Anyone who has been following Willow Creek Farm for a while knows about Tundra, our amazing farm dog. You also have heard me go on and on about how great he is. He truly is the most important animal on the property because he is the one protecting every other important thing on the property. Our backyard farm would not be as good as it is without him on duty. He has chased off innumerable predators, killed innumerable vermin, and saved our livestock over and over again. He is wonderful.
You can read more details about him in a post I did last year. Click here for that.
This morning I realized that there is another really important job he does that I didn’t tell you all about. We have elk and mule deer in abundance in our area. Barely a day goes by that a herd of one or the other doesn’t cross our property. The elk especially in this area are alarmingly unafraid of people and dogs. They are also keenly away of the fact that farm animals mean hay, and hay means a free and easy meal. They are totally happy to jump a fence and chase off horses, cattle, sheep, or goats from hay and eat it themselves. This is where Tundra comes in.
This morning I heard him alarm barking. I went to see what was going on. There was a herd of about 15 elk all right up against the fence checking out the sheep’s breakfast and trying to decide whether they were going to steal it or not.

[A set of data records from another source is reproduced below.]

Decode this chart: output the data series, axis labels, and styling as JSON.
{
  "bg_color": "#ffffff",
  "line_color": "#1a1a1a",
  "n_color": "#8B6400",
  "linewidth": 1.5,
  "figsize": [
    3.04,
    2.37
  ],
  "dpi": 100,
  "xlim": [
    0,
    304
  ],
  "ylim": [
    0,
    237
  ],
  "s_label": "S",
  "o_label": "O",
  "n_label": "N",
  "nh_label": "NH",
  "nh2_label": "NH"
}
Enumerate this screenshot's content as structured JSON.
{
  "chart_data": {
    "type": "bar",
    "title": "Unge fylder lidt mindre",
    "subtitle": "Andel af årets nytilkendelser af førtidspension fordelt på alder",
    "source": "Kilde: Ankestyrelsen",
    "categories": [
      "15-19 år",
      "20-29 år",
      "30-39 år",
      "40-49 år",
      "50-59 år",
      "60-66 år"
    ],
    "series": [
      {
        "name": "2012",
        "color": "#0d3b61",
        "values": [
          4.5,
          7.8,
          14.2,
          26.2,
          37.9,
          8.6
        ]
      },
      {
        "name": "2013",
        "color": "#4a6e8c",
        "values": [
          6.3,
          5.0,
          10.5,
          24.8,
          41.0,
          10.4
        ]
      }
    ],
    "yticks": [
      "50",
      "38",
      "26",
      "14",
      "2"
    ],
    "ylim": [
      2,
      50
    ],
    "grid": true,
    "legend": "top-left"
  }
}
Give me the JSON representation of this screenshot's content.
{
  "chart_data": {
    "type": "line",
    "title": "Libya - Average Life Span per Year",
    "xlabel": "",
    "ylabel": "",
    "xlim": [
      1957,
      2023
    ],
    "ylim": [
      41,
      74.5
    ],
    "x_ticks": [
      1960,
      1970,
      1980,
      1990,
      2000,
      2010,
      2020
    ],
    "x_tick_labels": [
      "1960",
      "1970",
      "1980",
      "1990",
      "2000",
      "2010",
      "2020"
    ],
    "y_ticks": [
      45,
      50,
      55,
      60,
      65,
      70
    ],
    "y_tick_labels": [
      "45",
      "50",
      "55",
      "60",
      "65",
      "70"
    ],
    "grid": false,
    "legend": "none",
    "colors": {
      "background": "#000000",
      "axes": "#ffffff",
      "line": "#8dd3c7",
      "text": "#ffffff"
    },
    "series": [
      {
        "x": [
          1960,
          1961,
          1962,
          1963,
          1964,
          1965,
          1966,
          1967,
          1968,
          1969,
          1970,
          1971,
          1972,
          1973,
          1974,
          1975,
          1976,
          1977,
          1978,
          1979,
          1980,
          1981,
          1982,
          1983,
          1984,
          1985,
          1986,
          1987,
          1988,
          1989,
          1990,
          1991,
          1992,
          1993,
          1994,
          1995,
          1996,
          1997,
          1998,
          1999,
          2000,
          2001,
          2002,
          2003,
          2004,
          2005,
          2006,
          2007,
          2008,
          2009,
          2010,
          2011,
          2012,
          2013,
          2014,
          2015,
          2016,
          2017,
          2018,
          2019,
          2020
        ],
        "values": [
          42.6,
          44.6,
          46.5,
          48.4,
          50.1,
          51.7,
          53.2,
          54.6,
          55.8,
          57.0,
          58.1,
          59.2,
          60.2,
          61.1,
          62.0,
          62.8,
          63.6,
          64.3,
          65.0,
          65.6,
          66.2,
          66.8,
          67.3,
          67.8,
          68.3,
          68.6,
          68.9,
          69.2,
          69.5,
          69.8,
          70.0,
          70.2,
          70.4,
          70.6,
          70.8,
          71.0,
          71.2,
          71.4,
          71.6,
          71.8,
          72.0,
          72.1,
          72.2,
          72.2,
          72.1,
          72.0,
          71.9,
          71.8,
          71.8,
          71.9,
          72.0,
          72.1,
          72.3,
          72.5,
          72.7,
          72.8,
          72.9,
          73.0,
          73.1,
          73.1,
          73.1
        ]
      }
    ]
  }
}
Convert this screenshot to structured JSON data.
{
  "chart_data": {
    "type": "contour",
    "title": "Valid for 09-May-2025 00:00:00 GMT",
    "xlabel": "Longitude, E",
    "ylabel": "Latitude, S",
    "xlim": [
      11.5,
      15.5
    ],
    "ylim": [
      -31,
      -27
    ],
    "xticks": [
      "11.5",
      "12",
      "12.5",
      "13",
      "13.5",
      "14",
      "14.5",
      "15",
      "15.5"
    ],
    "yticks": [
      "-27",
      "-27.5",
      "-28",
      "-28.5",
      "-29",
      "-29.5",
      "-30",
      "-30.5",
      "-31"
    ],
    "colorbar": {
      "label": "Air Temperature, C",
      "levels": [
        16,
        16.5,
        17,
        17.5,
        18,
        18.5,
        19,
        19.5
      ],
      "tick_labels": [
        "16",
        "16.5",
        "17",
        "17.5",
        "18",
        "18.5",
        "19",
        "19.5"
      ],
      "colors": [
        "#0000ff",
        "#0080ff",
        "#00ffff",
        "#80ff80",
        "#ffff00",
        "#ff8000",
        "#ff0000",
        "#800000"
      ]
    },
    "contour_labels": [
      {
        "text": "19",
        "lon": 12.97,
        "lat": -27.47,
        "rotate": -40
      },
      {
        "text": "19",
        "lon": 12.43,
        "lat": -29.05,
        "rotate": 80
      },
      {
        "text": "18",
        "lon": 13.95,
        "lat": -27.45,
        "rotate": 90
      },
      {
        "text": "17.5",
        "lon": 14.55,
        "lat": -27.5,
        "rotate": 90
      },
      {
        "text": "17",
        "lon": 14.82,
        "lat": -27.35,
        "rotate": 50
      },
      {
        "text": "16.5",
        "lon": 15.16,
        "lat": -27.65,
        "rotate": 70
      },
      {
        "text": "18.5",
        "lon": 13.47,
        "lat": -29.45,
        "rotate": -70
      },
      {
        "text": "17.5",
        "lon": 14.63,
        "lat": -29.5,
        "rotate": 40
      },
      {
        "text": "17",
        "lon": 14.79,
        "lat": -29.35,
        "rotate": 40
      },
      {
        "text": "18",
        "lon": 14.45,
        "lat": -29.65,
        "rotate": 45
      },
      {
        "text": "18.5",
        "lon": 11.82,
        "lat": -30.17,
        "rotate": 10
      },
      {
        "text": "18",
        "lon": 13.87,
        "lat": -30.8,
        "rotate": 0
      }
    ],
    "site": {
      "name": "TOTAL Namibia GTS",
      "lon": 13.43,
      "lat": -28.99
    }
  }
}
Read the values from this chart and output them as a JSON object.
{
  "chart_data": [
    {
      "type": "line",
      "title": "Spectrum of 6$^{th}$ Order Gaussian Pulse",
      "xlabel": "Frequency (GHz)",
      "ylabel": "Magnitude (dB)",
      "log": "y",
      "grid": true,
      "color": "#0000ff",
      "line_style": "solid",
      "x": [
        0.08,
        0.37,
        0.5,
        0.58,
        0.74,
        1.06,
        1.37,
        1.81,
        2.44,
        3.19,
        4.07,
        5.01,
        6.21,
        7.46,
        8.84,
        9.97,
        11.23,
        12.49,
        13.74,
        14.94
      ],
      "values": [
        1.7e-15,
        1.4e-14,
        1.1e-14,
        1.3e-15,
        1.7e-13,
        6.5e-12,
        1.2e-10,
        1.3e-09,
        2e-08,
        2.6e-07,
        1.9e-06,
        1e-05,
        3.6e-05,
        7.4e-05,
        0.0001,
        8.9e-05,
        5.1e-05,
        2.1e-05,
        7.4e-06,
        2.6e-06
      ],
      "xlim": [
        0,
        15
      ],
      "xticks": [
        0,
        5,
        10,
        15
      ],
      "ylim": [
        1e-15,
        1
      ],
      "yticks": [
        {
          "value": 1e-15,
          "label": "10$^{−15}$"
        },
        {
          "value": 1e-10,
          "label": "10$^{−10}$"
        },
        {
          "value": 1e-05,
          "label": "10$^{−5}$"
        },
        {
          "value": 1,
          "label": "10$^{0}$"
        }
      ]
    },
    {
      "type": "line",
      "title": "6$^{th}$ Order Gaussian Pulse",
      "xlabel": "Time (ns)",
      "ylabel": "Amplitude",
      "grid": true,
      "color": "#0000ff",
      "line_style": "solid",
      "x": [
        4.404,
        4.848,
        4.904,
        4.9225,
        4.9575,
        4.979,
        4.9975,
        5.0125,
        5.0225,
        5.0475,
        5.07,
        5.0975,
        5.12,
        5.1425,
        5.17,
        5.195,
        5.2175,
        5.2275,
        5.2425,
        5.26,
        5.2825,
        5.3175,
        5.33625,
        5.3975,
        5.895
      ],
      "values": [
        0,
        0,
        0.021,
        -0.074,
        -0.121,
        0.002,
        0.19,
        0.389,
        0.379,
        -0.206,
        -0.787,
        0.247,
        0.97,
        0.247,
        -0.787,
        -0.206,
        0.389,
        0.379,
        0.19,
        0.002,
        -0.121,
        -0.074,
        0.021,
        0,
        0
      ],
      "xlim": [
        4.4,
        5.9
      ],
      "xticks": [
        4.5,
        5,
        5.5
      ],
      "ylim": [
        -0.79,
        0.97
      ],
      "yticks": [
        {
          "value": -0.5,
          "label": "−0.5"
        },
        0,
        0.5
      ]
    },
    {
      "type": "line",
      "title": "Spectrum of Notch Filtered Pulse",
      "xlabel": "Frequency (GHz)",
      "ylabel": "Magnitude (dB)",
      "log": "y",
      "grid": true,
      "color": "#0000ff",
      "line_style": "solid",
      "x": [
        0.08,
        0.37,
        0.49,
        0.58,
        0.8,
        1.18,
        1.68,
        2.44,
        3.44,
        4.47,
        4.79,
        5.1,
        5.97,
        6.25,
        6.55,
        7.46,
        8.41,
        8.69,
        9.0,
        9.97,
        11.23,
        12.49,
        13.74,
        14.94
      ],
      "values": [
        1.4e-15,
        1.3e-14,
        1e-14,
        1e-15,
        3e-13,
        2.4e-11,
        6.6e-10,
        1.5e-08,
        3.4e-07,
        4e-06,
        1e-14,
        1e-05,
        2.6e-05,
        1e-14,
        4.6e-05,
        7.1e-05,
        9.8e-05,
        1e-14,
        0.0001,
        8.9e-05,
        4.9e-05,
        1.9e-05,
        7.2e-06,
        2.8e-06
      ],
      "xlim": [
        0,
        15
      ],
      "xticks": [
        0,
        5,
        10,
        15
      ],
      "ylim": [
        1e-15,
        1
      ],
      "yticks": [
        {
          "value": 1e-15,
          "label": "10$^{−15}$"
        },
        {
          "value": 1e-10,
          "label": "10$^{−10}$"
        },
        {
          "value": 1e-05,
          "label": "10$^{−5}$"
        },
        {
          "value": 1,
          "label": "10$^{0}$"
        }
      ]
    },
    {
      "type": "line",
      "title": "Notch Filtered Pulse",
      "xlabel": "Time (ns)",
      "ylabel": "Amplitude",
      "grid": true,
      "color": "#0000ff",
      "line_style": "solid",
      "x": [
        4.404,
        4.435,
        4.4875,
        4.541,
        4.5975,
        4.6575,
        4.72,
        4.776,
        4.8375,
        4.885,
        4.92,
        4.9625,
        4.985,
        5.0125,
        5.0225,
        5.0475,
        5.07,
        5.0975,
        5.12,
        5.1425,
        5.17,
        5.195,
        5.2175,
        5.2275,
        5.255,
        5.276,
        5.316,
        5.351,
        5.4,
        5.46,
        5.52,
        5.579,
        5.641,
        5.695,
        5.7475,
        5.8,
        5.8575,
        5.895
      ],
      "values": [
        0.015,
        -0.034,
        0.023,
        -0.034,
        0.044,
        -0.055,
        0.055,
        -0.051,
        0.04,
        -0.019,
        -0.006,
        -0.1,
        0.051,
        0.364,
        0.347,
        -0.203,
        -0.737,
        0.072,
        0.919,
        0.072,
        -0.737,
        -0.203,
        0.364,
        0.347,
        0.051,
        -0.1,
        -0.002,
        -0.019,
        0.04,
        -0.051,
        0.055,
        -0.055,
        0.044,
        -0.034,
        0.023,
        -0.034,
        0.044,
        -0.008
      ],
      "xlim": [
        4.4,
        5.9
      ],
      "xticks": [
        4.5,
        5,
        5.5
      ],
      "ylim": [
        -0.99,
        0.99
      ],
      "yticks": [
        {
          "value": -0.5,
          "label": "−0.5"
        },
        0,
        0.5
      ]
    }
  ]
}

Tundra would run at them, low to the ground, ears back, snarling and barking. As he got near the fence they would run back several yards and look at him. He would pace the fence growling at them for a bit. Then he would go lay by the sheep, watching them. They would wait awhile, then slowly approach the fence again. Again he would charge the fence, ears back, all business. He was not going to tolerate them even thinking about taking HIS sheep’s hay. And he wasn’t even phased by the elk’s size. He didn’t care. He was not going to allow them in HIS barnyard. It was great! I verbally praised him and he trotted around with his head up a bit in a proud manner. Then he gave a few snarls to the elk to remind them he was still there and his owner was proud of the job he was doing.
I went back inside, knowing that I didn’t have to worry about them stealing the hay with Tundra on the job. He is truly invaluable.